ASIC’s hat-trick in compliance crackdown

self-managed superannuation funds australian securities and investments commission financial adviser

8 September 2005
| By Ross Kelly |

A financial adviser was banned, another had his operation shut down, and a superannuation scheme promoter jailed for 18 months as a result of three separate actions initiated by the corporate regulator.

Rick Alan O’Toole was permanently banned from providing financial services by the Australian Securities and Investments Commission (ASIC) after it established that through his company, Provest Capital, he changed a client’s address without permission so he could swindle over $50,000 of the client’s funds. He was also found to have dishonestly dealt with a loan of $400,000 from the same client.

In a separate case, ASIC persuaded the Supreme Court of Victoria to shut down nine businesses related to Shaun Oliver White, who ASIC claimed “misled investors and acted unconscionably” by enticing them to place nearly $1.5 million into his self-managed superannuation funds and other associated joint ventures.
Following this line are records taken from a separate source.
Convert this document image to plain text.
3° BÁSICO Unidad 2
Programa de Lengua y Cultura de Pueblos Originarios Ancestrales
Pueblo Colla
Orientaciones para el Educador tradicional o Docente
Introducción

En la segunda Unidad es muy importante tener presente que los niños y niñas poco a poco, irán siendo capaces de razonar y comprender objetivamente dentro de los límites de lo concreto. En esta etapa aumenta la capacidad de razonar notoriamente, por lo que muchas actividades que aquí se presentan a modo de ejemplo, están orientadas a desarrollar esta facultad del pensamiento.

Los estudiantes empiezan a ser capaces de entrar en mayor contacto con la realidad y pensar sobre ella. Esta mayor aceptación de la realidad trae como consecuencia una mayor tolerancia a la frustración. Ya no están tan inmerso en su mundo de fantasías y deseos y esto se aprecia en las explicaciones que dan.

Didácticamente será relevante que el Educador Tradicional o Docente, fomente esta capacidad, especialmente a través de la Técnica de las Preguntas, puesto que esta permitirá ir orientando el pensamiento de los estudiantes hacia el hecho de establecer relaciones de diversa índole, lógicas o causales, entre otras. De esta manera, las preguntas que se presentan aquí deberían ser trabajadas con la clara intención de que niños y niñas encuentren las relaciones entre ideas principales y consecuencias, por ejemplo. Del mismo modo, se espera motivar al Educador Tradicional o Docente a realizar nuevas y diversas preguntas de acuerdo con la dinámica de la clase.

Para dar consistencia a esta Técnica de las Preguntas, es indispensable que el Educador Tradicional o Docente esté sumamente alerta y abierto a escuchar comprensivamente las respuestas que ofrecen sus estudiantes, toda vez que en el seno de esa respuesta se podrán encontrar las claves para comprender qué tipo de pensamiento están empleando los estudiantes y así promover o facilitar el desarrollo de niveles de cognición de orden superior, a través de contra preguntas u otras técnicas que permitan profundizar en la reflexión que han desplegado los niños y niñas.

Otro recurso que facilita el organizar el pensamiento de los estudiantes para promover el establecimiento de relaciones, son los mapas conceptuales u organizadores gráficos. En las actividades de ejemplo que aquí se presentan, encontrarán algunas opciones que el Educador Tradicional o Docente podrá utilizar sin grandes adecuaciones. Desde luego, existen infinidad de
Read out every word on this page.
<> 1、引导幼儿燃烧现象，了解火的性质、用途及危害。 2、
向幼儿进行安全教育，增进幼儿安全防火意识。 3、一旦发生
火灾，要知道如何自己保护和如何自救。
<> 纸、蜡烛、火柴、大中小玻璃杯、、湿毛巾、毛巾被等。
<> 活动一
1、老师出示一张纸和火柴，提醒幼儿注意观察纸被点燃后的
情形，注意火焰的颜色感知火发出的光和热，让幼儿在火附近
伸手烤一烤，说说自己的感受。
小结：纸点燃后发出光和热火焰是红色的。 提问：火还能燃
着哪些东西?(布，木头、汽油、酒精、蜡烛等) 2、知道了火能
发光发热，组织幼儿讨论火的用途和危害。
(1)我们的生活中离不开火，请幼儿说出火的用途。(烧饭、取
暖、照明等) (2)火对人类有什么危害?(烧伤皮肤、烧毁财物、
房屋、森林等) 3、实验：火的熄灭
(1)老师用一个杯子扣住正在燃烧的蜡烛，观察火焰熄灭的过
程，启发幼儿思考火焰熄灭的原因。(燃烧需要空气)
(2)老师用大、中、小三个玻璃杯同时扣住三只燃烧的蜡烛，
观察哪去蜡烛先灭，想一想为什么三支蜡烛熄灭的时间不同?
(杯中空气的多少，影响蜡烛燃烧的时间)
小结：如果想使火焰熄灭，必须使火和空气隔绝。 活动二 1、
ASIC said the action arose out of their super switching surveillance campaign.

And in another unrelated case, Arkady Sittczenko of Ipswich, Queensland, was sentenced to 18 months imprisonment by the Southport District Court for releasing close to $500,000 in funds to members before they were allowed to access them.

ASIC also alleged that Sittczenko dishonestly induced trustees of various super funds in to switching their money across to the Health Group Superannuation Fund and the South Coast Forestry Group Superannuation Fund.

His co-accused, Mark Walter David, has also been committed to stand trial.